When Montgomery broke his leg on the third play of an Oct. 4 win over the Raiders, Slauson shifted from left guard to center. He returned to his natural position a week later with rookie Hroniss Grasu making his NFL debut as the new starting center.
Magazu joked Wednesday that he worked Grasu so hard in training camp that the rookie recently told him "you damn near tried to kill me." But all that work has paid dividends given how well the third-round pick has performed since being called upon.
"We had this young guy we picked for a reason and thought he was close to being NFL ready, but there were a lot of things he had to learn," Magazu said.
"He started to melt a little bit like an ice cream cone during camp because he got so much work and it's paid off. He's learned there are so many details. It's not just who you block or how you block them. There's a pace to the game a little bit and he's learning. He's played really well and matched up well against some good players."
Second-year pro Charles Leno Jr. Jr. also has performed well at left tackle while starting the last three games in place of the injured Bushrod.
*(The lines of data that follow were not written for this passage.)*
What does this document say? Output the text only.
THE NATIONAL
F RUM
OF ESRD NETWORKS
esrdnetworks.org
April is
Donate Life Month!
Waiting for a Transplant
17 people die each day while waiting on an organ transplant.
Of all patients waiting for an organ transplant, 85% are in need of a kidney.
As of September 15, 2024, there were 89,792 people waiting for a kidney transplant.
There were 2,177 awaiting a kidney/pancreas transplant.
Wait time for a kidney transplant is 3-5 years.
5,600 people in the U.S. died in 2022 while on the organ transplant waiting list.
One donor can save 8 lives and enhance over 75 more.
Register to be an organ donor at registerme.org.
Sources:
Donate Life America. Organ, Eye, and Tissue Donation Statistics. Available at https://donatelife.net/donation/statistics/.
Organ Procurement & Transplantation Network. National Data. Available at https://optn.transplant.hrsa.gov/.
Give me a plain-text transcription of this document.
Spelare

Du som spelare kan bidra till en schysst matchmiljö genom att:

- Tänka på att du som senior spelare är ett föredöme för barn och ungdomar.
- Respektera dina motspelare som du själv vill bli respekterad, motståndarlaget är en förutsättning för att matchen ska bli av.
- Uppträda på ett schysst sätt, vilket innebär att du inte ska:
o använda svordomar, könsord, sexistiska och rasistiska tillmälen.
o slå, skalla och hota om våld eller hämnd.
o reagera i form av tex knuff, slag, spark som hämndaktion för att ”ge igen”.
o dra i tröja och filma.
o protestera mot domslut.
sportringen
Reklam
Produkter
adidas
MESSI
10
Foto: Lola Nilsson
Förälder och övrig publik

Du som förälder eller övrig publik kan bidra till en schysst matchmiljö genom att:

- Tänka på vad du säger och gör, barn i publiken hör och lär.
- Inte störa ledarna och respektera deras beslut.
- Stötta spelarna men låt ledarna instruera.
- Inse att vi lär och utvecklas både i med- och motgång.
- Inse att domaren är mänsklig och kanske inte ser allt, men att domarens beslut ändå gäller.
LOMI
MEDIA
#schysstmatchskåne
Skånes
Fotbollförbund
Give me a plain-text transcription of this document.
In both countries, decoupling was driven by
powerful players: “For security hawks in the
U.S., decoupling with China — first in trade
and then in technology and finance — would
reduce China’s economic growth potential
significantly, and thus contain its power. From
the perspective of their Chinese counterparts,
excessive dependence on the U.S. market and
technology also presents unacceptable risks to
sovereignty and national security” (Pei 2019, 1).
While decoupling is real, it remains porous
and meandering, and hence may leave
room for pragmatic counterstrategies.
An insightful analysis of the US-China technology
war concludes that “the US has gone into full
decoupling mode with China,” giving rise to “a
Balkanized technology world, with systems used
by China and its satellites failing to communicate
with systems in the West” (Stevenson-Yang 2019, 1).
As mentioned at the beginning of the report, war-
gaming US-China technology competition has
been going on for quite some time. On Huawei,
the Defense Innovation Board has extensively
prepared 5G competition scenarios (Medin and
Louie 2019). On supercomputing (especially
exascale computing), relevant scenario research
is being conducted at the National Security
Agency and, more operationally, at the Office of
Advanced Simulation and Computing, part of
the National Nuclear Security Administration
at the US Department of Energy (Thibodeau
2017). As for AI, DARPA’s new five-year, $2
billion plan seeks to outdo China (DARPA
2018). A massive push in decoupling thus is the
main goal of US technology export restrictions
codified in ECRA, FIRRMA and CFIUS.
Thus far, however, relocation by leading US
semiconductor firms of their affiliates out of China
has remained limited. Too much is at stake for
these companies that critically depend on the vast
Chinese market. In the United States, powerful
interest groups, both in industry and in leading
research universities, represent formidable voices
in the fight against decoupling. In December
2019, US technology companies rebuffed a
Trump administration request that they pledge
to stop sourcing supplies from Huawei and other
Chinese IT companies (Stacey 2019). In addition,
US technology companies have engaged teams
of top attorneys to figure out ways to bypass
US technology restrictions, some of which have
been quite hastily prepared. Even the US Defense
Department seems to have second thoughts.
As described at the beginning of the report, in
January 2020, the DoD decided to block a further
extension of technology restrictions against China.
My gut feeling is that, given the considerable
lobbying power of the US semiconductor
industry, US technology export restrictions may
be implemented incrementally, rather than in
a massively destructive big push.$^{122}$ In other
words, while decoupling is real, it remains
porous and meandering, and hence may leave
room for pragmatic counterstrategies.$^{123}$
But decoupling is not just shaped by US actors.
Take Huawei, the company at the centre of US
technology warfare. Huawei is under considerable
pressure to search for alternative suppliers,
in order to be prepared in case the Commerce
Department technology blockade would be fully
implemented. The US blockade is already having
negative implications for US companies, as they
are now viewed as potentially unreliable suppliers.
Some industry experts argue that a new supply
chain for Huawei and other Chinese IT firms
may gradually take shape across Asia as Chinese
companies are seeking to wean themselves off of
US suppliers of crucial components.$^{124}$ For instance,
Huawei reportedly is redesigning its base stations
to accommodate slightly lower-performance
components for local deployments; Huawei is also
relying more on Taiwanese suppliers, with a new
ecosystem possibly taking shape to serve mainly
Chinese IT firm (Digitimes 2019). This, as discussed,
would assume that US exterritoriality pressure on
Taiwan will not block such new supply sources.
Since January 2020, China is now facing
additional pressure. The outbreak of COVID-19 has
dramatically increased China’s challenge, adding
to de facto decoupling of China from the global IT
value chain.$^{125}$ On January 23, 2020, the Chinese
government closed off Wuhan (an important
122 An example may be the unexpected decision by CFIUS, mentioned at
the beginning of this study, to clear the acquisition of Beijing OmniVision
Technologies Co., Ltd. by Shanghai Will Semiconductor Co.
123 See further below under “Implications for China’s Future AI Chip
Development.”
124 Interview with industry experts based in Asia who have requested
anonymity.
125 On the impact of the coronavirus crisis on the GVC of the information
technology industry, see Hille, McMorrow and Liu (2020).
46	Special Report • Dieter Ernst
"Looking back at the last six months, you could see the ability," Magazu said. "You could see his work ethic. You could see his intelligence. But it wasn't clicking. Then one day [a couple weeks ago] he comes up to me at practice and goes, 'I think I've got it.'"
Long, meanwhile, continues to try to master a new position. He harshly critiqued his own play in last Sunday's loss to the Lions, writing on Twitter: "I played like dog [poop] today. Missed blocks, holding penalties. You should never hear my name. Sorry Chicago. You deserve great."
The third-year pro also told reporters that he made Lions linebacker Josh Bynes look like an all-star, and while his pass protection is improving he "can't continue to make the same mistakes in the run game."
Magazu appreciates how Long took ownership of his performance.
"He's a big boy," Magazu said. "He's not afraid to take responsibility. When you point the finger, you point it at yourself first. It's not like he's a rookie. He understands. He's a good football player. There's no doubt about that. He'll continue to grow."
Some of that growth was evident last Sunday when Long helped the Bears handle a blitz that was just like one they had failed to pick up in a Week 1 loss to the Packers.
"We got that same blitz last week against Detroit and there was no issue," Magazu said. "There's a learning curve there and from a technique standpoint I think he needs to continue to improve and he knows that. But when you look at it from a production standpoint, he has produced better, and that's the bottom line. Some of the detail things we all need to continue to improve."